A severity level for each category is used to determine whether content should be blocked, sent to a moderator, or auto approved.

Azure AI Content Safety features include:

Safeguarding text content

  • Moderate text scans text across four categories: violence, hate speech, sexual content, and self-harm. A severity level from 0 to 6 is returned for each category. This level helps to prioritize what needs immediate attention by people, and how urgently. You can also create a blocklist to scan for terms specific to your situation.
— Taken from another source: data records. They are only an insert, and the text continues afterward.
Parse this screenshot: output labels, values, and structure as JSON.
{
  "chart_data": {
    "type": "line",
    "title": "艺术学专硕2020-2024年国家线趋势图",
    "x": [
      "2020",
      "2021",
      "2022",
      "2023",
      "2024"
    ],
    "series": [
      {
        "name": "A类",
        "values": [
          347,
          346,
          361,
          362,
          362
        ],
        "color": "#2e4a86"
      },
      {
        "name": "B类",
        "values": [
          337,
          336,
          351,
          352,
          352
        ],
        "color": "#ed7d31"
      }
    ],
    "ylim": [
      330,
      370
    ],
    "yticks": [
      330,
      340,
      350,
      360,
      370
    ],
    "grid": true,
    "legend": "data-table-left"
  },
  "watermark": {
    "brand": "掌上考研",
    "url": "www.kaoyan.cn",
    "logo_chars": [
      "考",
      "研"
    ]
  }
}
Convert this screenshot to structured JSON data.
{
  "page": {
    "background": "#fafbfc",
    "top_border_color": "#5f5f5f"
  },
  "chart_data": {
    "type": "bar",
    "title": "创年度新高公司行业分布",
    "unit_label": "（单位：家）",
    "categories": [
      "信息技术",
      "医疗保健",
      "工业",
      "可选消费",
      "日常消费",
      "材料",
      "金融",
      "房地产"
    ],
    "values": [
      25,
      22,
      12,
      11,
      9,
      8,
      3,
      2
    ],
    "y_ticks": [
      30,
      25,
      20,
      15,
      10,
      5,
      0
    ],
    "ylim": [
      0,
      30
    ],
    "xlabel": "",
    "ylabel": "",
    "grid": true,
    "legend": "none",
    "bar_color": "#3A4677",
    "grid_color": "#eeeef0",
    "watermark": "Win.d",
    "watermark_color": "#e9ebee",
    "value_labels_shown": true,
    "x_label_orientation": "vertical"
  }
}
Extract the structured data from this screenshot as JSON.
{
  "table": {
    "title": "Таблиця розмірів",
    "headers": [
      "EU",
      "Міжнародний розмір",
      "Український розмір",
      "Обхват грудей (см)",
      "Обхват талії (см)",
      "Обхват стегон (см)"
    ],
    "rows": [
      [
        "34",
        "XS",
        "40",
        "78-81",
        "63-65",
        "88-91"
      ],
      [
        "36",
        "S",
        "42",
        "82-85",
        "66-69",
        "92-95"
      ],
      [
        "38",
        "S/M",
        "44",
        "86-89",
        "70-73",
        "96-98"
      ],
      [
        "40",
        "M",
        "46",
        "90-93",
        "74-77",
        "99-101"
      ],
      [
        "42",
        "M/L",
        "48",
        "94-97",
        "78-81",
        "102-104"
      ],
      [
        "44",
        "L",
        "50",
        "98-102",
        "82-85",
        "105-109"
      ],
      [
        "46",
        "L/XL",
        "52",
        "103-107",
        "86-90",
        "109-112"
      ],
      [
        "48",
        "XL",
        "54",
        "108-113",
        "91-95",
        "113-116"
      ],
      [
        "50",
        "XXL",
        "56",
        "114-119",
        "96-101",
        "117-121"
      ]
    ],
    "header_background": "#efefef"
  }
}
  • Prompt shields is a unified API to identify and block jailbreak attacks from inputs to LLMs. It includes both user input and documents. These attacks are prompts to LLMs that attempt to bypass the model's in-built safety features. User prompts are tested to ensure the input to the LLM is safe. Documents are tested to ensure they don't contain unsafe instructions embedded within the text.

  • Protected material detection checks AI-generated text for protected text such as recipes, copyrighted song lyrics, or other original material.

  • Groundedness detection protects against inaccurate responses in AI-generated text by LLMs. Public LLMs use data available at the time they were trained. However, data can be introduced after the original training of the model or be built on private data. A grounded response is one where the model’s output is based on the source information. An ungrounded response is one where the model's output varies from the source information. Groundedness detection includes a reasoning option in the API response. This adds a reasoning field that explains any ungroundedness detection. However, reasoning increases processing time and costs.

Safeguarding image content

  • Moderate images scans for inappropriate content across four categories: violence, self-harm, sexual, and hate. A severity level is returned: safe, low, or high. You then set a threshold level of low, medium, or high. The combination of the severity and threshold level determines whether the image is allowed or blocked for each category.

  • Moderate multimodal content scans both images and text, including text extracted from an image using optical character recognition (OCR). Content is analyzed across four categories: violence, hate speech, sexual content, and self-harm.

Custom safety solutions

  • Custom categories enables you to create your own categories by providing positive and negative examples, and training the model. Content can then be scanned according to your own category definitions.

  • Safety system message helps you to write effective prompts to guide an AI system's behavior.

Limitations

Azure AI Content Safety uses AI algorithms, and so may not always detect inappropriate language. And on occasions it might block acceptable language because it relies on algorithms and machine learning to detect problematic language.

Azure AI Content Safety should be tested and evaluated on real data before being deployed. And once deployed, you should continue to monitor the system to see how accurately it's performing.

Evaluating accuracy

When evaluating how accurately Azure AI Content Safety is for your situation, compare its performance against four criteria:

  • True positive - correct identification of harmful content.
  • False positive - incorrect identification of harmful content.
  • True negative - correct identification of harmless content.
  • False negative - harmful content isn't identified.

Azure AI Content Safety works best to support human moderators who can resolve cases of incorrect identification. When people add content to a site, they don't expect posts to be removed without reason. Communicating with users about why content is removed or flagged as inappropriate helps everyone to understand what is permissible and what isn't.